If so then the system will use its bundled PhantomJS executable at version 1.9.2 -- other versions have issues.
If you're not running Arachni from its package then I don't think I'll be able to help, too many things could be different in your environment.
I'd be glad to have a look at this myself though, you can send me the login script and the rest of the configuration privately via e-mail and I'll try to find and fix any issues.
tasos.laskos at gmail.com
Cheers
8 Posted by Neha on 05 Apr, 2016 03:12 PM
Our build pipeline basically requires we 'repackage' arachni as a service in our environment. This involves a set ruby version and a few other knobs. The arachni package is installed in a temporary environment, packed into a tarball, and redeployed onto a dedicated instance. I can't seem to identify an where arachni installs phantom.

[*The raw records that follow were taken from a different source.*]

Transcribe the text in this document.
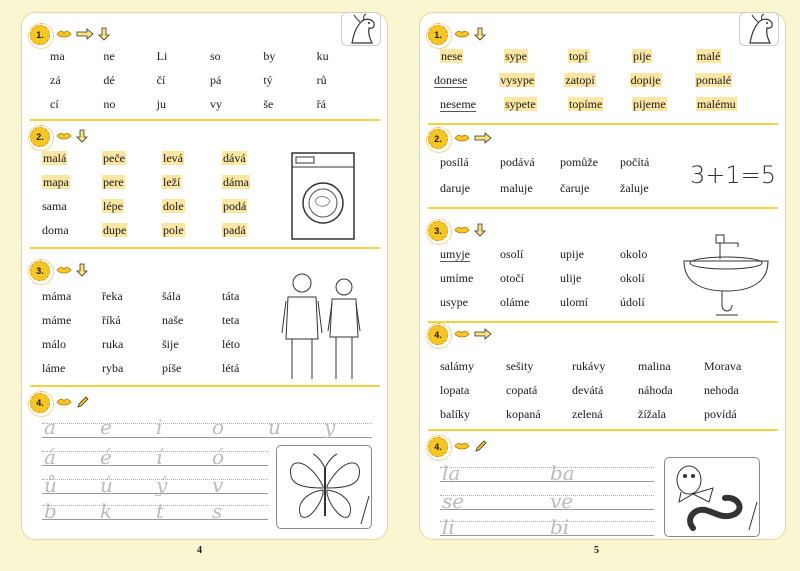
1.
ma	ne	Li	so	by	ku
zá	dé	čí	pá	tý	rů
cí	no	ju	vy	še	řá
2.
malá	peče	levá	dává
mapa	pere	leží	dáma
sama	lépe	dole	podá
doma	dupe	pole	padá
3.
máma	řeka	šála	táta
máme	říká	naše	teta
málo	ruka	šije	léto
láme	ryba	píše	létá
4.
a e i o u y
á é í ó
ů ú ý v
b k t s
4
1.
nese	sype	topí	pije	malé
donese	vysype	zatopí	dopije	pomalé
neseme	sypete	topíme	pijeme	malému
2.
posílá	podává	pomůže	počítá
daruje	maluje	čaruje	žaluje	3+1=5
3.
umyje	osolí	upije	okolo
umíme	otočí	ulije	okolí
usype	oláme	ulomí	údolí
4.
salámy	sešity	rukávy	malina	Morava
lopata	copatá	devátá	náhoda	nehoda
balíky	kopaná	zelená	žížala	povídá
4.
la	ba
se	ve
li	bi
5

We install arachni like so (via make):
I'll contact you via email to clarify. Thanks!
9 Posted by Neha on 05 Apr, 2016 03:13 PM
Ah apologies - in this case $(FRAMEWORK_RELEASE) = experimental
Support Staff 10 Posted by Tasos Laskos on 11 Apr, 2016 12:29 PM
Closing this since we've moved to e-mail.
Tasos Laskos closed this discussion on 11 Apr, 2016 12:29 PM.